I’ve an hour to kill before a ghoulish tour of the city, so the kettle goes on, I take a seat in a leather Queen Anne, under the watchful eye of Walter Scott above my head, and ask Alexa for some suitably Halloween-themed music. She must know what I’m thinking because Danse Macabre comes on, and I jump a hundred years in the setting, imagining the room as if like a regimental major in the 18th century, admiring the mighty four poster, and all the details that set this apart.

Before dinner, I join other guests on a walking tour – plentiful in the city – but this, created in conjunction with The Witchery and offered to guests, is quite unlike any other. It has, fittingly, a macabre theme, with tales of witch-hunting, plague and public hangings, but it’s delivered more like mobile theatre; our Victorian-suited host and his foil play a series of characters through the city’s history, with a costume change between locations, and make for a thoroughly engaging – and entertaining – double act.

Each location, too, feels like a discovery in itself, as we seem to duck between the crowds on the Royal Mile into the side alleys and courtyards behind, giving us an insider’s view of the city, and we’re back into our own enclave of The Witchery’s secret garden, for dinner.

Secret only to those who’ve dined in it, the Witchery’s second dining room is, in fact, a former school yard.
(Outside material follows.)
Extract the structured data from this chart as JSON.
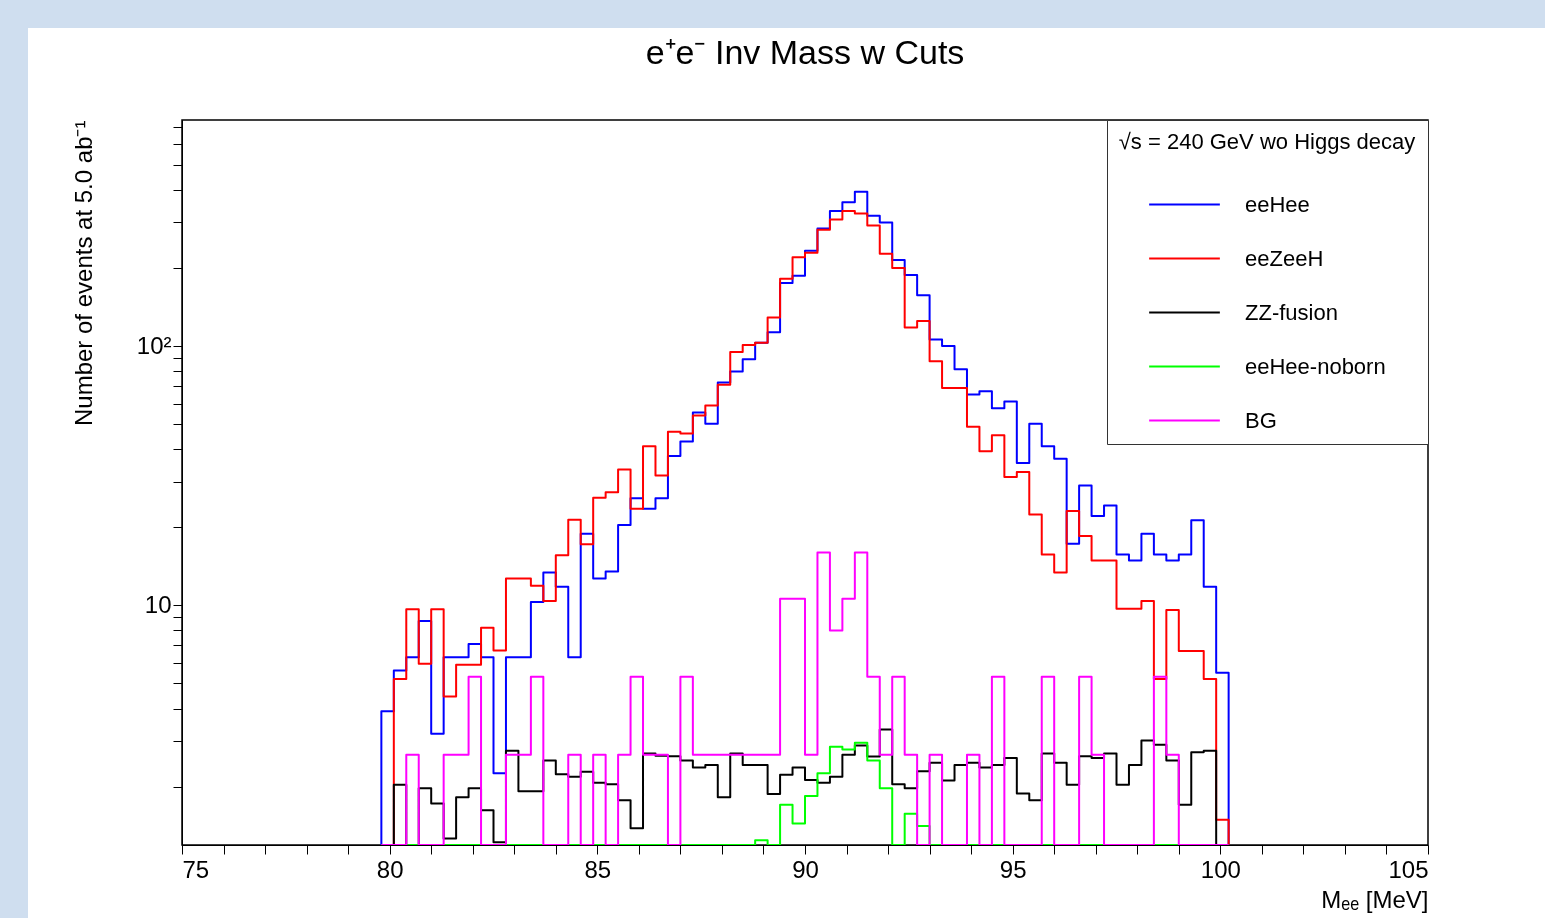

A flagstone floor and other original architectural details remain, including an open topiary-dressed terrace, with views to the Heriot school, the inspiration for Hogwart’s. Of all the restaurants in the city, The Witchery’s reputation precedes itself, and not just for its setting (or its prestigious guest list); an exquisite menu, exuding the provenance of its ingredients, is as inventive as its execution, and alongside a cured duck and watermelon salad, and a pumpkin and blue cheese risotto, the stand-out has to be the personal touch from the sommelier, adding a real sense of context to its countless awards for wine.

Breakfast in the original dining room is another surprise. Little changed since it opened on Halloween in 1978, it’s a suitably spooky, dark and dimly-lit enclave, encased in ornate wood panelling and cracking leather wall coverings. Save a few shafts of light from the pavement-level windows, I’m eating by candlelight in a small booth, and it’s unlike anywhere else you might crack open a croissant.

Padding the city’s cobbled streets, past gift shops and themed promotions, you’d be forgiven that this is all a bit Harry Potter, but The Witchery was opened 20 years before the first book was published, so, amid those crowds of Potter pilgrims, you might argue that Harry Potter is all a bit Witchery. One thing’s for certain, it’s a Halloween to reclaim, for grown-ups. A classy, tasteful Halloween. Most distinctly a treat, and with a few special tricks besides.